Даже отсутствующих капитанов ожидали приготовленные тарелки, рыба и соответствующие места. Хотя циники и жаловались, что такая честь лишь подчеркивает их отсутствие, позволяя их соперникам лишний раз пройтись насчет тех, кто теперь не имеет возможности защитить себя сам.
Целые столетия, несмотря на то, что часть капитанов исчезла, их места все сохранялись, как и карточки с их именами, написанными собственной механической рукой Премьера. И еда на них готовилась, как и прежде, и так же разносилась рядовыми членами команды, будучи просто оставляема на тарелках. Потом ее скармливали всяким насекомым.
И вот уже многие столетия Премьер поднималась, начиная пир неясным, но цветистым тостом за пропавших, желая им успеха в исполнении таинственных обязанностей в каком-то неведомом, но важном деле.

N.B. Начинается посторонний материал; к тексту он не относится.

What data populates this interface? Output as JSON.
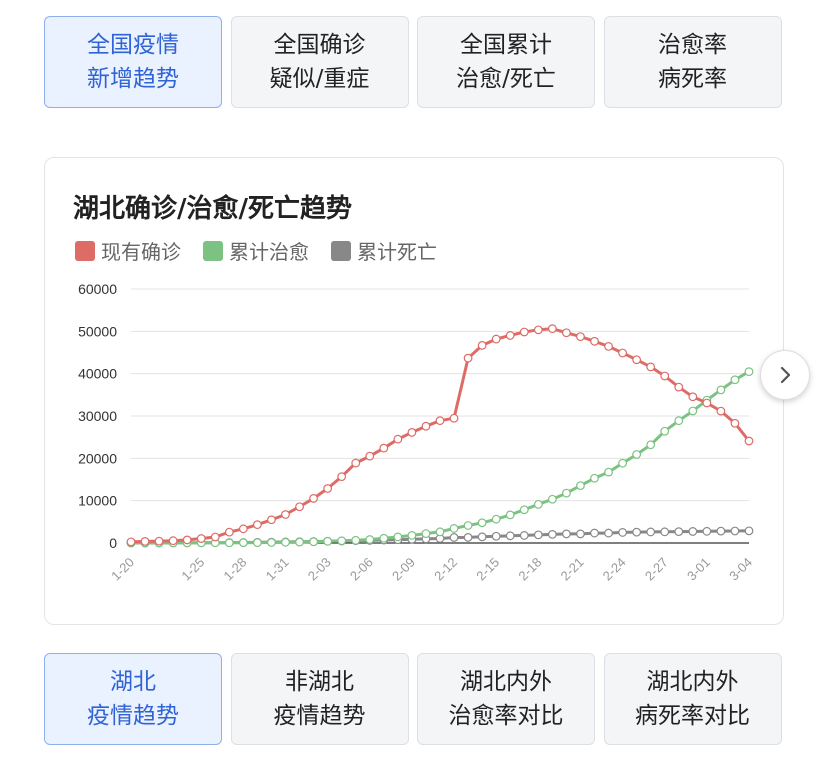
{
  "top_tabs": [
    {
      "line1": "全国疫情",
      "line2": "新增趋势",
      "active": true
    },
    {
      "line1": "全国确诊",
      "line2": "疑似/重症",
      "active": false
    },
    {
      "line1": "全国累计",
      "line2": "治愈/死亡",
      "active": false
    },
    {
      "line1": "治愈率",
      "line2": "病死率",
      "active": false
    }
  ],
  "bottom_tabs": [
    {
      "line1": "湖北",
      "line2": "疫情趋势",
      "active": true
    },
    {
      "line1": "非湖北",
      "line2": "疫情趋势",
      "active": false
    },
    {
      "line1": "湖北内外",
      "line2": "治愈率对比",
      "active": false
    },
    {
      "line1": "湖北内外",
      "line2": "病死率对比",
      "active": false
    }
  ],
  "next_button": {
    "icon": "chevron-right-icon"
  },
  "chart_data": {
    "type": "line",
    "title": "湖北确诊/治愈/死亡趋势",
    "xlabel": "",
    "ylabel": "",
    "ylim": [
      0,
      60000
    ],
    "yticks": [
      0,
      10000,
      20000,
      30000,
      40000,
      50000,
      60000
    ],
    "tick_labels": [
      "1-20",
      "1-25",
      "1-28",
      "1-31",
      "2-03",
      "2-06",
      "2-09",
      "2-12",
      "2-15",
      "2-18",
      "2-21",
      "2-24",
      "2-27",
      "3-01",
      "3-04"
    ],
    "legend_position": "top-left",
    "grid": true,
    "x": [
      "1-20",
      "1-21",
      "1-22",
      "1-23",
      "1-24",
      "1-25",
      "1-26",
      "1-27",
      "1-28",
      "1-29",
      "1-30",
      "1-31",
      "2-01",
      "2-02",
      "2-03",
      "2-04",
      "2-05",
      "2-06",
      "2-07",
      "2-08",
      "2-09",
      "2-10",
      "2-11",
      "2-12",
      "2-13",
      "2-14",
      "2-15",
      "2-16",
      "2-17",
      "2-18",
      "2-19",
      "2-20",
      "2-21",
      "2-22",
      "2-23",
      "2-24",
      "2-25",
      "2-26",
      "2-27",
      "2-28",
      "2-29",
      "3-01",
      "3-02",
      "3-03",
      "3-04"
    ],
    "series": [
      {
        "name": "现有确诊",
        "color": "#dd6b66",
        "values": [
          270,
          375,
          444,
          549,
          729,
          1052,
          1423,
          2567,
          3349,
          4334,
          5486,
          6728,
          8565,
          10532,
          12870,
          15675,
          18881,
          20521,
          22404,
          24523,
          26121,
          27589,
          28901,
          29480,
          43662,
          46672,
          48175,
          49030,
          49847,
          50353,
          50633,
          49665,
          48750,
          47647,
          46439,
          44879,
          43292,
          41593,
          39447,
          36829,
          34542,
          33074,
          31159,
          28279,
          24083
        ]
      },
      {
        "name": "累计治愈",
        "color": "#7cc283",
        "values": [
          25,
          28,
          28,
          31,
          32,
          42,
          44,
          47,
          80,
          90,
          119,
          166,
          215,
          295,
          396,
          520,
          633,
          817,
          1115,
          1439,
          1795,
          2222,
          2639,
          3441,
          4131,
          4774,
          5623,
          6639,
          7862,
          9128,
          10337,
          11788,
          13557,
          15299,
          16748,
          18854,
          20912,
          23200,
          26403,
          28895,
          31187,
          33757,
          36167,
          38556,
          40479
        ]
      },
      {
        "name": "累计死亡",
        "color": "#888888",
        "values": [
          6,
          9,
          17,
          24,
          39,
          52,
          76,
          100,
          125,
          162,
          204,
          249,
          294,
          350,
          414,
          479,
          549,
          618,
          699,
          780,
          871,
          974,
          1068,
          1310,
          1318,
          1457,
          1596,
          1696,
          1789,
          1921,
          2029,
          2144,
          2144,
          2346,
          2346,
          2495,
          2563,
          2615,
          2641,
          2682,
          2727,
          2761,
          2803,
          2835,
          2871
        ]
      }
    ]
  }
}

Потом следовал неизбежный обед, потом громогласно и печально объявлялось, что судно капитанов столкнулось с огромной кометой, и что никто их больше не увидит. Тост этот сопровождался питием винного уксуса - стандартного напитка для печальных случаев, и обед превращался в какие-то поминки - обряд, заимствованный у неких очень древних чужих. Капитаны разрушали свои зубы жеванием ритуального куска замороженных метаном фруктов. И так было всегда, и зияли пустотой кресла Миоцен, Хазза, Уошен, а также многих других, погибших с честью.
С момента Исчезновения прошло больше сорока восьми веков.
И уже сто двадцать один пир отгремел со дня, когда неожиданно появились два призрака, говорящих что-то о несуществующем мире по имени Медулла оссиум.
Но все это прошло и представлялось теперь не чем иным, как всего лишь чьей-то жестокой и неумной шуткой, повергнувшей Премьера в невидимую другим панику. Потом она долго пыталась убедить окружающих, что и призраки являлись только иллюзией. Ибо другого выбора у нее не было. Ведь в ее первейшую обязанность входила охрана безопасности Корабля, а для этого в первую очередь необходима непоколебимость ее поста. А каким же Премьером могла она быть, если бы голографический мираж и дюжина смутных догадок отстранили ее от традиций, служивших и Кораблю, и посту вот уже больше ста тысячелетий?
Нет, она не хотела больше думать о пропавших, ни сегодня, ни когда-либо вообще. Но остановить себя оказалась не в силах, хотя и пыталась постоянно очистить свой мозг, усилить его и сделать нечувствительным к подобным вещам. Но призраки не сдавались.
Длинный стол Премьера стоял на травянистом гребне парка; открывался прекрасный вид, которым она наслаждалась, торжественно поднимаясь для открытия очередного праздника. Ее бокал сверкал кроваво-красным вином Бесшабашных. Думала ли она о мертвых? Или о том, что прямо-таки перед ней, словно насмехаясь, стояло пустое кресло Памира? Которого снова не было, как и в прошлом, как и в позапрошлом году… Что с ним происходит? Такой талантливый… обладающий ярким, хотя и странным инстинктом, объединенным с какой-то прямо трансцендентной яростью. И, несмотря на бешеный темперамент, какая способность воодушевлять подчиненных и держать в покорности пассажиров!..
И он никак не хочет склониться перед этим небольшим капитанским ритуалом.